A summary of Joint Head Pose Estimation and Face Alignment Framework Using Global and Local CNN Features by Xiang Xu and A. Kakadiaris
Nicholas M. Synovic
- 4 minutes read - 821 wordsA summary of Joint Head Pose Estimation and Face Alignment Framework Using Global and Local CNN Features
Xiang Xu and A. Kakadiaris IEEE FG, 2017 DOI
For the summary of the paper, go to the Summary section of this article.
Table of Contents
First Pass
Read the title, abstract, introduction, section and sub-section headings, and conclusion
Problem
What is the problem addressed in the paper?
The problem is two fold:
- To build a face detector that is robust to occlusion and “in the wild” images.
- To incorporate facial landmarks via global and local features of the image to better isolate not only where the face(s) are within the image, but also the eyes, jaw, mouth, etc.
Motivation
Why should we care about this paper?
Because the solution proposed allows for the identification and isolation of facial features of an input image.
Category
What type of paper is this work?
This is a face detection paper as well as CV model architecture paper.
Context
What other types of papers is the work related to?
This paper is related to works involving face and facial landmark detection.
Contributions
What are the author’s main contributions?
Their contributions are a methodology for leveraging the relationship between head pose and face landmarks to find the best shape for initialization and the usage of global and local CNN features for pose estimation and face alignment in a cascading manner.
Second Pass
A proper read through of the paper is required to answer this
Background Work
What has been done prior to this paper?
Work has been done to detect faces and to identify the facial landmarks of a detected face.
Figures, Diagrams, Illustrations, and Graphs
Are the axes properly labeled? Are results shown with error bars, so that conclusions are statistically significant?
Nearly all of the figures, charts, and tables are clear. Figure 4 is lacking description for which set of images correspond to what model.
Clarity
Is the paper well written?
The paper is well written.
Relevant Work
Mark relevant work for review
The following relevant work can be found in the Citations section of this article.
Methodology
What methodology did the author’s use to validate their contributions?
The authors compared their solution (JFA) against other SOTA models including ERT on pose and facial landmark detection datasets.
Author Assumptions
What assumptions does the author(s) make? Are they justified assumptions?
That global features can capture fine grain detail of an image.
Correctness
Do the assumptions seem valid?
Not really, as global features are intended to look at the feature map as a whole to identify very large or prominent features (such as an entire face). To the authors credit, they do discuss this at the end of the paper. But as it stands, the usage of global features to identify fine grain detail (such as facial landmarks) is a waste of computational resources that only attempts to mimic the local feature analysis that their algorithm also performs.
Future Directions
My own proposed future directions for the work
I’d like to see if I could optimize their solution by removing the global feature analysis for facial landmarks component. The idea behind optimizing their solution is to implement it on a mobile or low powered system.
Open Questions
What open questions do I have about the work?

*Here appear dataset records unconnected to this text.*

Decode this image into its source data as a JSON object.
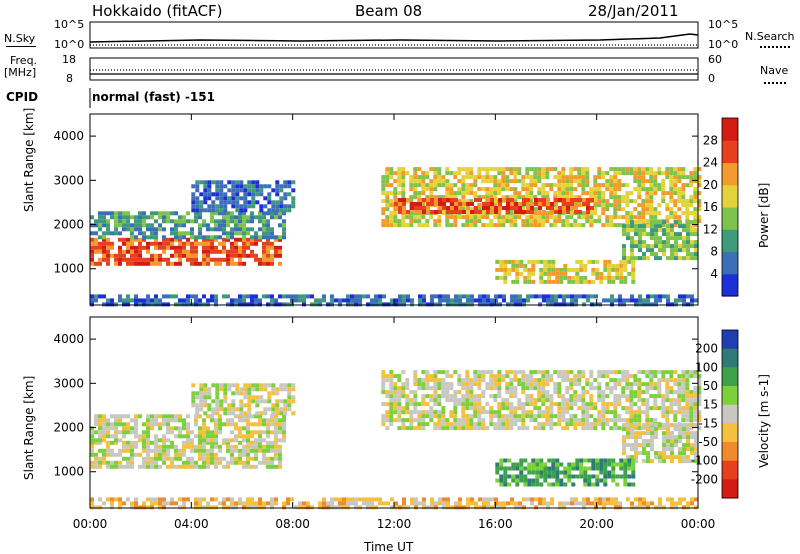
{
  "header": {
    "station": "Hokkaido (fitACF)",
    "beam": "Beam 08",
    "date": "28/Jan/2011"
  },
  "top_panel": {
    "left_label": "N.Sky",
    "right_label": "N.Search",
    "left_ticks": [
      "10^5",
      "10^0"
    ],
    "right_ticks": [
      "10^5",
      "10^0"
    ]
  },
  "freq_panel": {
    "left_label_top": "Freq.",
    "left_label_unit": "[MHz]",
    "right_label": "Nave",
    "left_ticks": [
      "18",
      "8"
    ],
    "right_ticks": [
      "60",
      "0"
    ]
  },
  "cpid": {
    "label": "CPID",
    "value": "normal (fast) -151"
  },
  "chart_data": [
    {
      "type": "heatmap",
      "name": "power",
      "ylabel": "Slant Range [km]",
      "ylim": [
        180,
        4500
      ],
      "y_ticks": [
        "1000",
        "2000",
        "3000",
        "4000"
      ],
      "x_ticks": [
        "00:00",
        "04:00",
        "08:00",
        "12:00",
        "16:00",
        "20:00",
        "00:00"
      ],
      "colorbar": {
        "label": "Power [dB]",
        "ticks": [
          "4",
          "8",
          "12",
          "16",
          "20",
          "24",
          "28"
        ],
        "colors": [
          "#1c2fd8",
          "#3c6fb8",
          "#3f9a7c",
          "#7fc34c",
          "#e3d23a",
          "#f39a2c",
          "#e8401e",
          "#d51c14"
        ]
      },
      "blocks": [
        {
          "t0": 0.0,
          "t1": 7.5,
          "r0": 1150,
          "r1": 1700,
          "level": 6
        },
        {
          "t0": 0.0,
          "t1": 7.6,
          "r0": 1700,
          "r1": 2300,
          "level": 2
        },
        {
          "t0": 4.0,
          "t1": 8.0,
          "r0": 2300,
          "r1": 3000,
          "level": 1
        },
        {
          "t0": 11.5,
          "t1": 24.0,
          "r0": 2000,
          "r1": 3300,
          "level": 4
        },
        {
          "t0": 12.0,
          "t1": 20.0,
          "r0": 2300,
          "r1": 2600,
          "level": 6
        },
        {
          "t0": 21.0,
          "t1": 24.0,
          "r0": 1200,
          "r1": 2100,
          "level": 3
        },
        {
          "t0": 16.0,
          "t1": 21.5,
          "r0": 700,
          "r1": 1200,
          "level": 4
        },
        {
          "t0": 0.0,
          "t1": 24.0,
          "r0": 180,
          "r1": 420,
          "level": 1
        }
      ]
    },
    {
      "type": "heatmap",
      "name": "velocity",
      "ylabel": "Slant Range [km]",
      "xlabel": "Time UT",
      "ylim": [
        180,
        4500
      ],
      "y_ticks": [
        "1000",
        "2000",
        "3000",
        "4000"
      ],
      "x_ticks": [
        "00:00",
        "04:00",
        "08:00",
        "12:00",
        "16:00",
        "20:00",
        "00:00"
      ],
      "colorbar": {
        "label": "Velocity [m s-1]",
        "ticks": [
          "200",
          "100",
          "50",
          "15",
          "-15",
          "-50",
          "-100",
          "-200"
        ],
        "colors": [
          "#1f3fb0",
          "#2f7a78",
          "#3ea24c",
          "#7cd03c",
          "#c8c8c0",
          "#f5c040",
          "#f08a2a",
          "#e8401e",
          "#d51c14"
        ]
      },
      "blocks": [
        {
          "t0": 0.0,
          "t1": 7.5,
          "r0": 1150,
          "r1": 1700,
          "level": 4
        },
        {
          "t0": 0.0,
          "t1": 7.6,
          "r0": 1700,
          "r1": 2300,
          "level": 4
        },
        {
          "t0": 4.0,
          "t1": 8.0,
          "r0": 2300,
          "r1": 3000,
          "level": 4
        },
        {
          "t0": 11.5,
          "t1": 24.0,
          "r0": 2000,
          "r1": 3300,
          "level": 4
        },
        {
          "t0": 21.0,
          "t1": 24.0,
          "r0": 1200,
          "r1": 2100,
          "level": 4
        },
        {
          "t0": 16.0,
          "t1": 21.5,
          "r0": 700,
          "r1": 1300,
          "level": 2
        },
        {
          "t0": 0.0,
          "t1": 24.0,
          "r0": 180,
          "r1": 420,
          "level": 5
        }
      ]
    }
  ]
}
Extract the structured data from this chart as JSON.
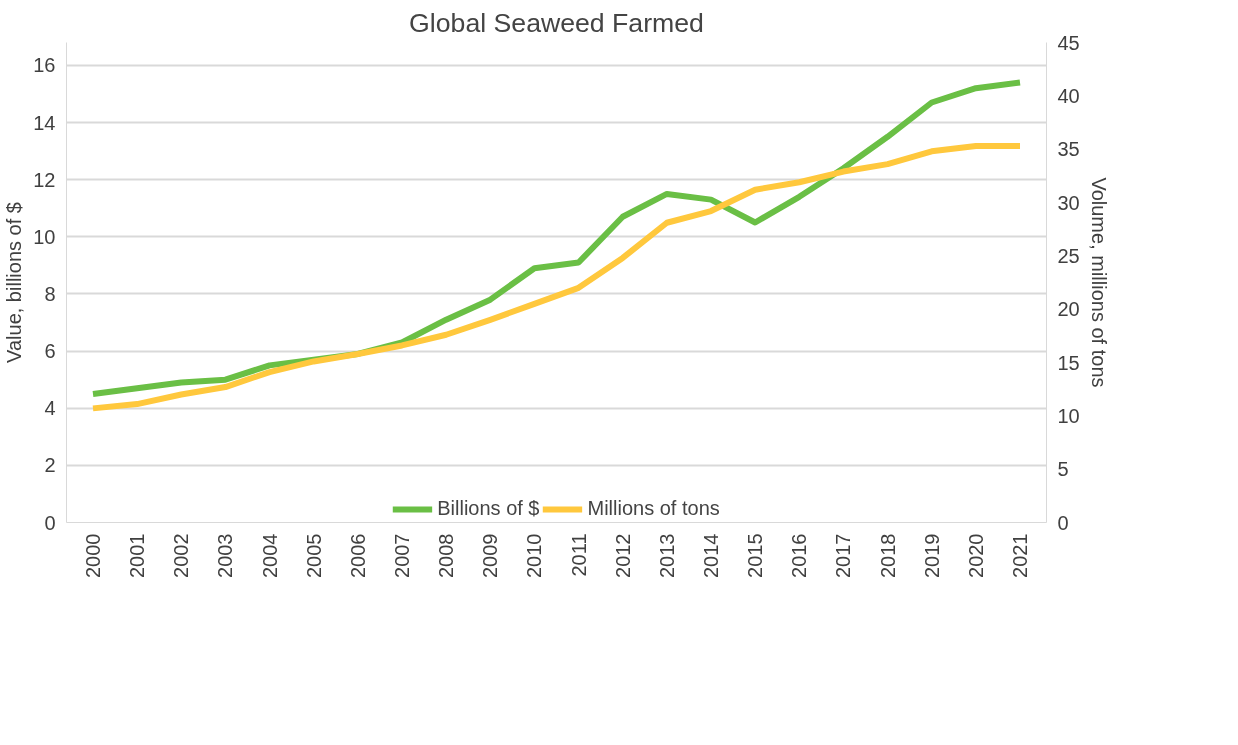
{
  "chart_data": {
    "type": "line",
    "title": "Global Seaweed Farmed",
    "ylabel": "Value, billions of $",
    "y2label": "Volume, millions of tons",
    "categories": [
      "2000",
      "2001",
      "2002",
      "2003",
      "2004",
      "2005",
      "2006",
      "2007",
      "2008",
      "2009",
      "2010",
      "2011",
      "2012",
      "2013",
      "2014",
      "2015",
      "2016",
      "2017",
      "2018",
      "2019",
      "2020",
      "2021"
    ],
    "series": [
      {
        "name": "Billions of $",
        "color": "#6abf45",
        "values": [
          4.5,
          4.7,
          4.9,
          5.0,
          5.5,
          5.7,
          5.9,
          6.3,
          7.1,
          7.8,
          8.9,
          9.1,
          10.7,
          11.5,
          11.3,
          10.5,
          11.4,
          12.4,
          13.5,
          14.7,
          15.2,
          15.4
        ]
      },
      {
        "name": "Millions of tons",
        "color": "#ffc83d",
        "axis": "y2",
        "values": [
          10.7,
          11.1,
          12.0,
          12.7,
          14.1,
          15.1,
          15.8,
          16.6,
          17.6,
          19.0,
          20.5,
          22.0,
          24.8,
          28.1,
          29.2,
          31.2,
          31.9,
          32.9,
          33.6,
          34.8,
          35.3,
          35.3
        ]
      }
    ],
    "ylim": [
      0,
      16.8
    ],
    "yticks": [
      0,
      2,
      4,
      6,
      8,
      10,
      12,
      14,
      16
    ],
    "y2lim": [
      0,
      45
    ],
    "y2ticks": [
      0,
      5,
      10,
      15,
      20,
      25,
      30,
      35,
      40,
      45
    ],
    "grid": "y",
    "legend": "bottom",
    "marker": "none",
    "line_style": "solid"
  }
}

As the solution proposed involves a database lookup to identify areas of interest for facial landmarks, how robust is that database to rotation, scale, lighting, and occlusion variance?
Author Feedback
What feedback would I give to the authors?
This is an interesting solution to the problem of identifying facial landmarks, however
Summary
A summary of the paper
The paper Joint Head Pose Estimation and Face Alignment Framework Using Global and Local CNN Features by Xiang Xu and A. Kakadiaris [1] describes a solution to not only detect faces, but identify facial landmarks using a cascading CNN architecture. The reference model for the architecture was able to attain SOTA results using an off-the-shelf face detector (Dlib) and could accurately identify facial landmarks. It is able top detect facial landmarks by analyzing both the global and local features generated from the face detectors feature maps. A global feature detector is used for pose estimation. This is then passed into a database of poses used for estimating where facial features are most likely to be in the input image. A local feature detector than analyzes the feature map to identify all of the facial landmarks within the image.
Summarization Technique
This paper was summarized using a modified technique proposed by S. Keshav in his work How to Read a Paper [0].